Norma Garcia: I started with Texas Organ Sharing Alliance. The year after Jasmine passed away they had invited us to go to a quilt ceremony, a tree-planting ceremony. There’s different things that they do here locally and they would ask if I would share my story and I began to share my story with other people. One, because they have a face to relate to. They’re talking to a donor mom and you get to see some of the recipients, too. And it’s amazing to see the children and the grownups, the second chance of life they get. So I do that one, by speaking locally. Sometimes I have groups from different hospitals when the OPOs that they want us to speak to, especially the nurses that are in the intensive care because one, it also gives them the feeling of what a donor family’s going through. And also to encourage them to keep doing what they’re doing because it’s a very difficult situation that they’re in that they have to approach the families. So I’m involved doing that.Â
Norma Garcia: There was a lot of healing that writing this book brought to me because I had to search. I had to remember things. And I thought, what better way to honor Jasmine? Right away I said I want her picture on the front and then I thought also of Samuel, that we’ve gone through this, son, but that’s okay. We’re going to be fine and we’re still going to have a good life after this. We can still look forward to dreaming and having a better life. And then the thought was how many people can benefit from reading this book. That no matter what you go through, if it’s a loss, if it’s a divorce, if it’s chaos that you think you’re facing and that you’re not going to make it, that there’s hope. Look, I’ve gone through this and I’ve overcome. These are maybe the baby steps I took or the healing process. It might be different for you but you can overcome.

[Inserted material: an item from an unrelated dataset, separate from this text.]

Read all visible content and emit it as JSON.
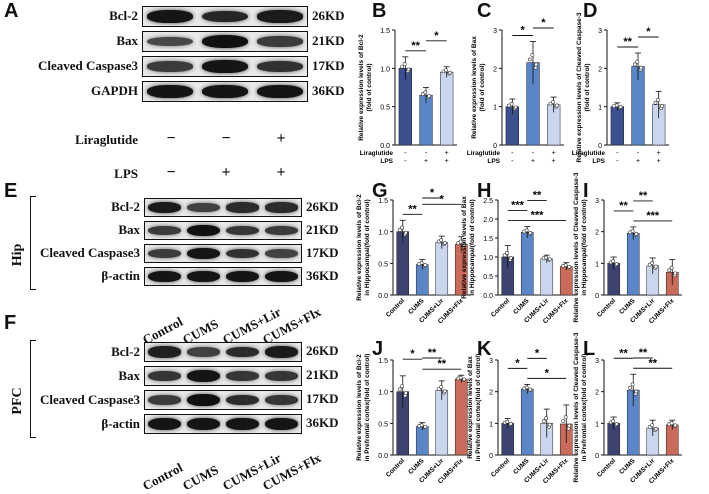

Norma Garcia: To me the greatest thing is to see either a child or an adult and they tell me I’m a recipient, I received. And okay, what did you receive? A heart or a kidney and then to see them so vibrant and full of life. That’s amazing. Or when they show me their before and after pictures. It’s just amazing to see that they were given that second chance of life.

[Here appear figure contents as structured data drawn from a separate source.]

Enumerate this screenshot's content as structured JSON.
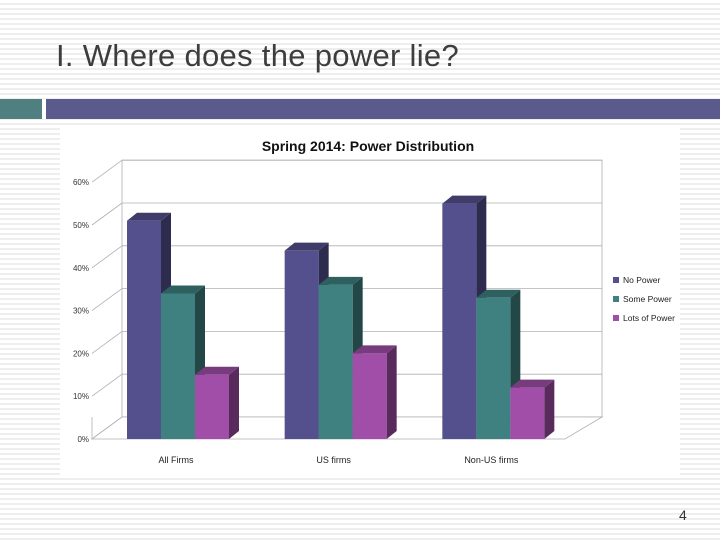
{
  "slide": {
    "title": "I. Where does the power lie?",
    "page_number": "4"
  },
  "colors": {
    "header_bar": "#5a5a8c",
    "header_accent": "#4f7f7f",
    "no_power": "#54508d",
    "some_power": "#3f8080",
    "lots_of_power": "#a04ea8"
  },
  "chart_data": {
    "type": "bar",
    "title": "Spring 2014: Power Distribution",
    "categories": [
      "All Firms",
      "US firms",
      "Non-US firms"
    ],
    "series": [
      {
        "name": "No Power",
        "values": [
          51,
          44,
          55
        ]
      },
      {
        "name": "Some Power",
        "values": [
          34,
          36,
          33
        ]
      },
      {
        "name": "Lots of Power",
        "values": [
          15,
          20,
          12
        ]
      }
    ],
    "ylim": [
      0,
      60
    ],
    "yticks": [
      "0%",
      "10%",
      "20%",
      "30%",
      "40%",
      "50%",
      "60%"
    ],
    "grid": true,
    "legend": "right",
    "style": "3d-clustered-column"
  }
}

Norma Garcia: I want to say that it’s part of my healing. As you well know, there’s days that of course I miss Jasmine. I always do, I always wish. She’s always in my heart and I think to me it brings me so much comfort to know that I’m able to see others benefit from organ and tissue donation and just to see others also that by sharing my story that they’re also benefiting from that.  I’m a believer in needing to fight things and saying this is not the way that the Lord wants me to live. This wasn’t meant for me. If I’m going to live, I want to live fully and I want to be healthy and I want to be joyful and I want to be able to give to others.Â
Norma Garcia: I think through an early loss I would say give yourself time to heal. One, understand everybody heals differently. Nobody can tell you you are supposed to cry, don’t cry, how long. Nobody has the perfect time period and it’s okay if you have pictures of your loved one out, it’s okay if you don’t. There are no rules I guess in grieving but do allow yourself to slowly start again smiling, taking care of yourself, that it’s okay to live again.